BJ: I'm the only one doing what I do. Satire. A lot of black comedy now is about personal experience and there are very few that are doing satire at the moment. I'm probably the only one. Maybe because satire doesn't pay the bills. Maybe because personal experience is what people want to know more. I think I'm the only one doing satire in this country. I'd like to see other people doing it. I'm someone who thinks there's a need for satire. That makes me one of the dangerous people doesn't it? That makes me one of the people who they want to lock up on a little island and feed me blue and red pills. I hear Black Eye makes people uncomfortable. All I want to do is make people laugh. There's nothing I wouldn't take the micky out of. Well actually there was one thing we dropped from the magazine. It was about Osama bin Laden and Page Three Girls. We basically didn't want an aeroplane crashing into our house! But apart from that there‚s nothing. Kiddy porn I guess. I wouldn't do that. You know, nothing makes me afraid. I've said some strange shit in print. I wouldn't do anything about punk because punk hasn't got anything to do with my experiences. I take the micky out of things that touch on my own experience. The Queen? So what? What's she ever done for me? She's never given me a spliff! She hasn't done anything for you neither! That doesn't appeal to me. The punk thing too. Old crusties from the 70's. How old are you again? Has anyone ever told you that you look like Tim Westwood?
3AM: Is that a good thing or a bad thing? Who is he?
BJ: They say he's the real Ali G -- allegedly!
3AM: That's a bad thing in your book then, you bastard!
BJ: He's a Radio One rap DJ. Anyway. What do I read? I read Courttia. Courttia is great. You want to know how I met Courttia? Shall I tell you about the brothel? No, he wouldn't want me to talk about that!
3AM: He'll read this. And even if you take it out, I'll put it back in, you realise that!
BJ: No, I respect Courttia. Courttia has done a lot. He gets about. He's one of the few writers I've seen who gets out there and hustles. And God bless him because there are very few of us out there. Now, I'm trying to figure out what to do next, where to go next. I've had a very strange thirty years. From thirty I have to decide what I'm going to do properly. I've got no qualifications. I messed about. I get paid to be a prankster. So what's the next logical step for me to do? TV and stand-up is too obvious. I have something else in mind but I can't say until the contract is signed.
3AM: We're going to need another interview later on down the line! I'm interested that when you talk about extreme you don‚t see it as political when so many other writers who talk extreme do see it as political in some sense.

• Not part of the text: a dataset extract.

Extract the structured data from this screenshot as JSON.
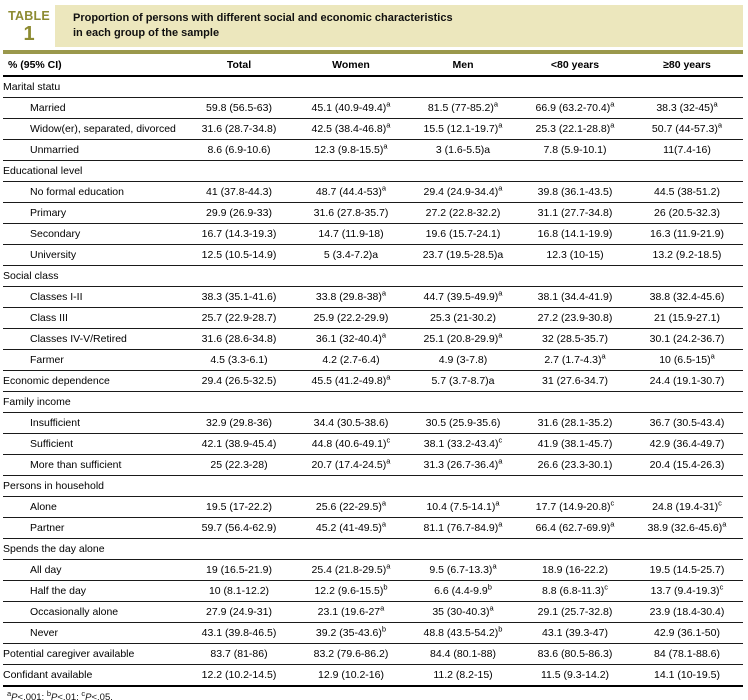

BJ: Nothing fazes me. A lot of the characters I've created they're basically people I know or have experienced. I just turned them into writing. I record a lot of stuff. I watch Jerry Springer. The only ones I watch are the she-male ones. That's fascinating. You see these guys with knuckles and so on. I like shit that's twisted, that knocks people on their heads. My writing is just fun. Now my next episode of Black Eye will be a lot more free flowing. It'll be launched hopefully in August. You never know. It's supposed to be a quarterly but I screwed it up so I'll probably screw this one up as well. So what's the obvious plan for Black Eye? The distribution. Well, you're looking at the distribution. I am the distribution. A one man operation. I've distributed quite a few thousand. No distributor will touch me. They all want insurance against being sued. What's interesting about distributors and printers is that everyone gets sued. I distribute it myself just so that I can get it out there. To be honest I'm just looking to sell it on because I've been doing this for ten years and it's getting harder and I'm getting older. I'm nearly thirty. As a man, half your life has gone. When you hit thirty. As you get older you lose your morning riser! That's quite terrifying. How old are you again?
3AM: Fuck off!
ABOUT THE INTERVIEWEE
Bobby Joseph, editor of Black Eye, former Voice columnist and editor of the controversial and now defunct Skank magazine, is now writing for Lenny Henry's second comedy series.